For if you knew but what you take,
Though you recover, he must break.
- Alma (canto III, l. 97) [Medicine]
So, if unprejudiced you scan
The going of this clock-work, man,
You find a hundred movements made
By fine devices in his head;
But 'tis the stomach's solid stroke
That tells his being what's o'clock.
- Alma (pt. III, l. 272) [Man]
Be to her virtues very kind;
Be to her faults a little blind.
Let all her ways be unconfin'd;
And clap your padlock--on her mind.
- An English Padlock [Women]
All jargon of the schools.
- An Ode on Exodus III, 14,
"I am that I am." [Teaching]
Ere on thy chin the springing beard began
To spread a doubtful down, and promise man.

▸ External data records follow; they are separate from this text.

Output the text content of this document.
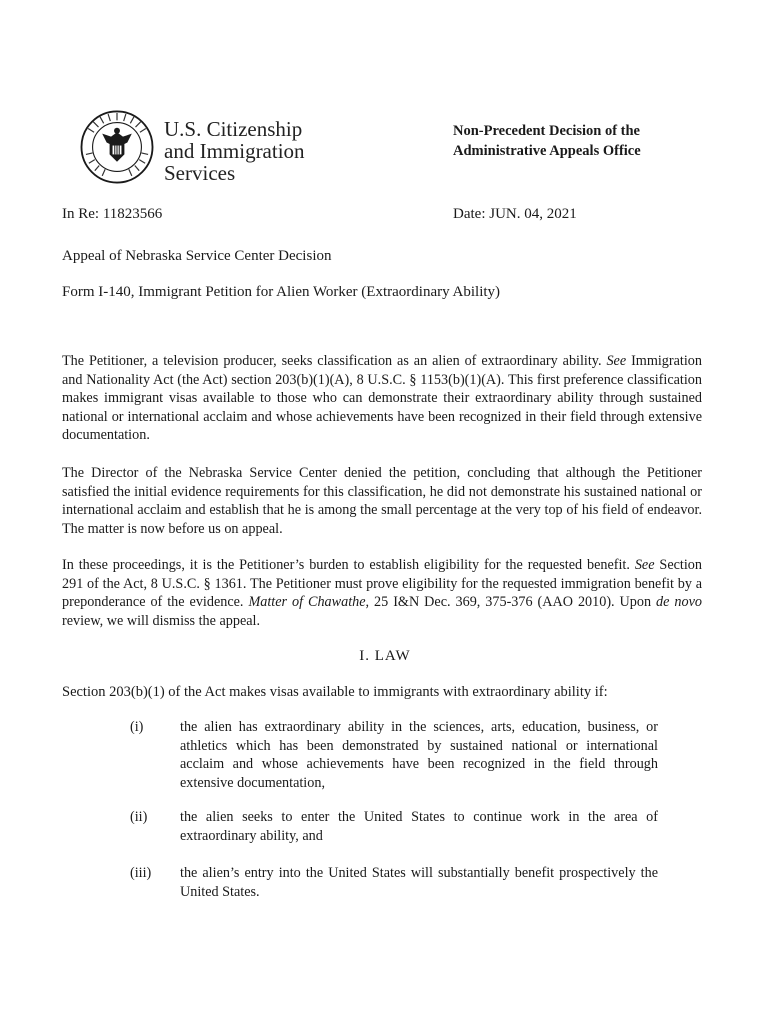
U.S. Citizenship
and Immigration
Services
Non-Precedent Decision of the
Administrative Appeals Office
In Re: 11823566	Date: JUN. 04, 2021
Appeal of Nebraska Service Center Decision
Form I-140, Immigrant Petition for Alien Worker (Extraordinary Ability)

The Petitioner, a television producer, seeks classification as an alien of extraordinary ability. See Immigration and Nationality Act (the Act) section 203(b)(1)(A), 8 U.S.C. § 1153(b)(1)(A). This first preference classification makes immigrant visas available to those who can demonstrate their extraordinary ability through sustained national or international acclaim and whose achievements have been recognized in their field through extensive documentation.

The Director of the Nebraska Service Center denied the petition, concluding that although the Petitioner satisfied the initial evidence requirements for this classification, he did not demonstrate his sustained national or international acclaim and establish that he is among the small percentage at the very top of his field of endeavor. The matter is now before us on appeal.

In these proceedings, it is the Petitioner’s burden to establish eligibility for the requested benefit. See Section 291 of the Act, 8 U.S.C. § 1361. The Petitioner must prove eligibility for the requested immigration benefit by a preponderance of the evidence. Matter of Chawathe, 25 I&N Dec. 369, 375-376 (AAO 2010). Upon de novo review, we will dismiss the appeal.

I. LAW
Section 203(b)(1) of the Act makes visas available to immigrants with extraordinary ability if:
(i)	the alien has extraordinary ability in the sciences, arts, education, business, or athletics which has been demonstrated by sustained national or international acclaim and whose achievements have been recognized in the field through extensive documentation,
(ii) the alien seeks to enter the United States to continue work in the area of extraordinary ability, and
(iii) the alien’s entry into the United States will substantially benefit prospectively the United States.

- An Ode to the Memory of the Honourable Colonel George Villiers
(l. 5) [Hair]
Serene yet strong, majestic yet sedate,
Swift without violence, without terror great.
- Carmen Seculare (l. 200),
imitation of Denham [Thames River]
And when the parent-rose decays and dies,
With a resembling face the daughter-buds arise.
- Celia to Damon [Roses]
Soft peace she brings, wherever she arrives:
She builds our quiet, as she forms our lives:
Lays the rough paths of peevish Nature even,
And opens in each heart a little Heaven.
- Charity [Charity]
The gray mare will prove the better horse.

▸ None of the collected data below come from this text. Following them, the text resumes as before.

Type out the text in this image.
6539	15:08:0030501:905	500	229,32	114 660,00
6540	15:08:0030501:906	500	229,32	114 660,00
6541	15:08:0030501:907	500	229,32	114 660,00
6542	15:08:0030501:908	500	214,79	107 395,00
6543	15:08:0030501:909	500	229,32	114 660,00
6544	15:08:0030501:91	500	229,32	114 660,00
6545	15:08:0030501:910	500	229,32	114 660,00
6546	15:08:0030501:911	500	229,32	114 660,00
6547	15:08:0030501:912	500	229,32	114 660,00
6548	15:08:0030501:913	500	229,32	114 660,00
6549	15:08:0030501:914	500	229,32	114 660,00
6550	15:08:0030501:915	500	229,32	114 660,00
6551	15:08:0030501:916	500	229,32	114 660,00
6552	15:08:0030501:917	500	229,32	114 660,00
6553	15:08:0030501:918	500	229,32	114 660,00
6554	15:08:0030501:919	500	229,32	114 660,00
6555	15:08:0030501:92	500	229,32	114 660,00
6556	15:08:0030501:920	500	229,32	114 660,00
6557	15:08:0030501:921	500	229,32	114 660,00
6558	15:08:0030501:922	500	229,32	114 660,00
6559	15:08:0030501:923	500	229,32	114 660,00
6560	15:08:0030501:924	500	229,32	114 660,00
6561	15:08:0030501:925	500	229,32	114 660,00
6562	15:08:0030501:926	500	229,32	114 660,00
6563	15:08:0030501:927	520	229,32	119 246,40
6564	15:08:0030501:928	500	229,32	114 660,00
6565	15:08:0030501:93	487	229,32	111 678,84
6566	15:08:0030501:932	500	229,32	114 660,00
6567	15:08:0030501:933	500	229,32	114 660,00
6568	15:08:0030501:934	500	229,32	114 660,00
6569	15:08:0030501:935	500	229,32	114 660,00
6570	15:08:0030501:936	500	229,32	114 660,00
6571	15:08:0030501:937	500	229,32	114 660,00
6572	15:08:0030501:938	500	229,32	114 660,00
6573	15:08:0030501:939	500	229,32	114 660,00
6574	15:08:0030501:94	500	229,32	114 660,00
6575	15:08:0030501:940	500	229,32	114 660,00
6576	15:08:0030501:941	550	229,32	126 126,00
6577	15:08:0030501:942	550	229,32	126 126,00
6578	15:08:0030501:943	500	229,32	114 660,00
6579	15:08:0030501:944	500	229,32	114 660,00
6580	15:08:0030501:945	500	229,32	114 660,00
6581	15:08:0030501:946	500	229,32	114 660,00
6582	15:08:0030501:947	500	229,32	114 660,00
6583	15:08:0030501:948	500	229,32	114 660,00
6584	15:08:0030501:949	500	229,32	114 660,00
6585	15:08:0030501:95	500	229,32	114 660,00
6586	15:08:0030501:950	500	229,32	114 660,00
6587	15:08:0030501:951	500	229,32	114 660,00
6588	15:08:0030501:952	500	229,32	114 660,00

- Epilogue to Lucius (last line) [Women]
One single positive weighs more,
You know, than negatives a score.
- Epistle to Fleetwood Shepherd [Argument]
'Tis not how well an author says,
But 'tis how much, that gathers praise.
- Epistle to Fleetwood Shepherd [Authorship]

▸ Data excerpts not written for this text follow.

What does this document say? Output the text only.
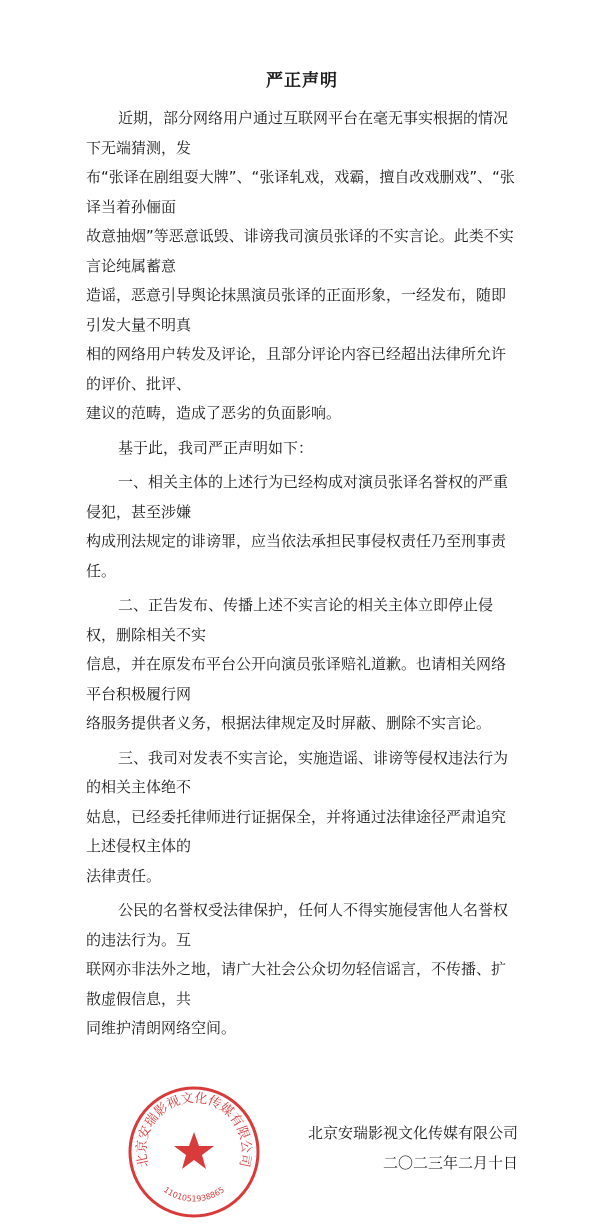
严正声明
近期，部分网络用户通过互联网平台在毫无事实根据的情况下无端猜测，发
布“张译在剧组耍大牌”、“张译轧戏，戏霸，擅自改戏删戏”、“张译当着孙俪面
故意抽烟”等恶意诋毁、诽谤我司演员张译的不实言论。此类不实言论纯属蓄意
造谣，恶意引导舆论抹黑演员张译的正面形象，一经发布，随即引发大量不明真
相的网络用户转发及评论，且部分评论内容已经超出法律所允许的评价、批评、
建议的范畴，造成了恶劣的负面影响。
基于此，我司严正声明如下：
一、相关主体的上述行为已经构成对演员张译名誉权的严重侵犯，甚至涉嫌
构成刑法规定的诽谤罪，应当依法承担民事侵权责任乃至刑事责任。
二、正告发布、传播上述不实言论的相关主体立即停止侵权，删除相关不实
信息，并在原发布平台公开向演员张译赔礼道歉。也请相关网络平台积极履行网
络服务提供者义务，根据法律规定及时屏蔽、删除不实言论。
三、我司对发表不实言论，实施造谣、诽谤等侵权违法行为的相关主体绝不
姑息，已经委托律师进行证据保全，并将通过法律途径严肃追究上述侵权主体的
法律责任。
公民的名誉权受法律保护，任何人不得实施侵害他人名誉权的违法行为。互
联网亦非法外之地，请广大社会公众切勿轻信谣言，不传播、扩散虚假信息，共
同维护清朗网络空间。
北京安瑞影视文化传媒有限公司
1101051938865
北京安瑞影视文化传媒有限公司
二〇二三年二月十日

Ev'n so, with all submission, I
. . . .
Send you each year a homely letter,
Who may return me much a better.
- Epistle to Fleetwood Shepherd (l. 23)
No man's defects sought they to know;
So never made themselves a foe.
No man's good deeds did they commend;
So never rais'd themselves a friend.
- Epitaph [Character]
Heralds and statesman, by your leave,
Here lies what once was Matthew Prior;
The son of Adam and of Eve;
Can Bourbon or Nassau go higher?
- Epitaph--Extempore [Epitaphs]
That if weak women went astray,
Their stars were more in fault than they.
- Hans Carvel [Women]
The end must justify the means.
- Hans Carvel (l. 67) [End]
And oft the pangs of absence to remove
By letters, soft interpreters of love.
- Henry and Emma (l. 147) [Post]
Timely advis'd, the coming evil shun:
Better not do the deed, than weep it done.